A comprehensive, structured framework for evaluating large language model (LLM) outputs across multiple quality dimensions. Designed for AI research labs, quality assurance teams, and red-teaming operations requiring systematic, reproducible assessment of model-generated content.
This framework provides a standardised methodology for evaluating AI responses along 6 core dimensions:
| Dimension | Weight | Description |
|---|---|---|
| Accuracy | 30% | Factual correctness, citation accuracy, numerical precision |
| Reasoning | 25% | Logical coherence, chain-of-thought validity, gap identification |
| Instruction Following | 20% | Adherence to prompt constraints, format compliance, scope control |
| Clarity | 10% | Readability, structure, conciseness, accessibility |
| Safety | 10% | Harmful content detection, bias assessment, boundary adherence |
| Creativity | 5% | Originality, nuance, contextual appropriateness |
- Rubric-based scoring system with detailed anchor definitions for consistent evaluation across evaluators (0.92 Cohen's kappa inter-rater reliability)

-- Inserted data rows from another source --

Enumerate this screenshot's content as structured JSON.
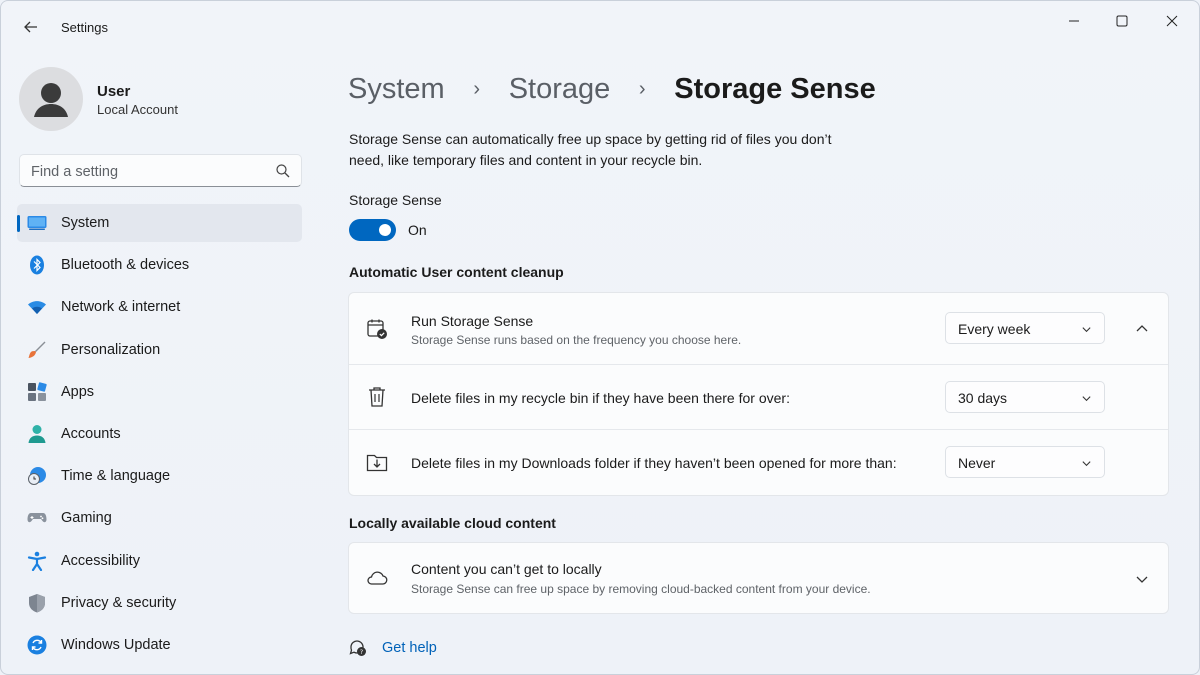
{
  "window": {
    "title": "Settings"
  },
  "profile": {
    "name": "User",
    "account_type": "Local Account"
  },
  "search": {
    "placeholder": "Find a setting"
  },
  "sidebar": {
    "items": [
      {
        "label": "System",
        "icon": "system-icon",
        "active": true
      },
      {
        "label": "Bluetooth & devices",
        "icon": "bluetooth-icon"
      },
      {
        "label": "Network & internet",
        "icon": "wifi-icon"
      },
      {
        "label": "Personalization",
        "icon": "brush-icon"
      },
      {
        "label": "Apps",
        "icon": "apps-icon"
      },
      {
        "label": "Accounts",
        "icon": "accounts-icon"
      },
      {
        "label": "Time & language",
        "icon": "time-language-icon"
      },
      {
        "label": "Gaming",
        "icon": "gamepad-icon"
      },
      {
        "label": "Accessibility",
        "icon": "accessibility-icon"
      },
      {
        "label": "Privacy & security",
        "icon": "shield-icon"
      },
      {
        "label": "Windows Update",
        "icon": "update-icon"
      }
    ]
  },
  "breadcrumb": {
    "items": [
      "System",
      "Storage",
      "Storage Sense"
    ]
  },
  "main": {
    "description": "Storage Sense can automatically free up space by getting rid of files you don’t need, like temporary files and content in your recycle bin.",
    "storage_sense_label": "Storage Sense",
    "toggle_state": "On",
    "section_cleanup": "Automatic User content cleanup",
    "cleanup_rows": [
      {
        "title": "Run Storage Sense",
        "subtitle": "Storage Sense runs based on the frequency you choose here.",
        "value": "Every week",
        "icon": "calendar-check-icon"
      },
      {
        "title": "Delete files in my recycle bin if they have been there for over:",
        "value": "30 days",
        "icon": "trash-icon"
      },
      {
        "title": "Delete files in my Downloads folder if they haven’t been opened for more than:",
        "value": "Never",
        "icon": "downloads-folder-icon"
      }
    ],
    "section_cloud": "Locally available cloud content",
    "cloud_row": {
      "title": "Content you can’t get to locally",
      "subtitle": "Storage Sense can free up space by removing cloud-backed content from your device.",
      "icon": "cloud-icon"
    },
    "help_link": "Get help"
  },
  "colors": {
    "accent": "#0067c0",
    "link": "#0062b8",
    "background": "#eef2f8"
  }
}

- Structured feedback templates requiring evidence-based rationale for each score, eliminating surface-level assessments
- Bias detection module identifying demographic, cultural, and linguistic biases in model outputs
- Calibration toolkit for training new evaluators with graded example responses
- Automated scoring aggregation with statistical analysis (mean, median, std dev, IQR per dimension)
from evaluation_framework import EvalFramework, EvalDimension
framework = EvalFramework(
dimensions=["accuracy", "reasoning", "instruction_following"],
rubrics="rubrics/generalist_v2.yaml"
)
result = framework.evaluate(
prompt="Explain quantum computing to a high school student",
response=model_output,
context={"domain": "physics", "audience": "student"}
)
print(result.scorecard)
# Output: {'accuracy': 4, 'reasoning': 5, 'instruction_following': 4, 'overall': 4.3}Developed and refined over 12+ months of active AI evaluation work for frontier model testing. The framework has been used to evaluate over 500 model responses across generalist and domain-specific tasks, achieving consistent scoring patterns and high evaluator agreement.
├── framework/
│ ├── core.py # Core evaluation engine
│ ├── dimensions.py # Dimension definitions and weights
│ ├── rubrics/ # YAML rubric definitions
│ │ ├── generalist.yaml
│ │ ├── technical.yaml
│ │ └── creative.yaml
│ ├── templates/ # Feedback templates
│ └── calibration/ # Training materials for evaluators
├── examples/
│ ├── sample_evaluations.md
│ └── calibration_exercises.md
└── docs/
├── methodology.md
└── inter_rater_reliability.md
MIT — Free for research and commercial evaluation projects.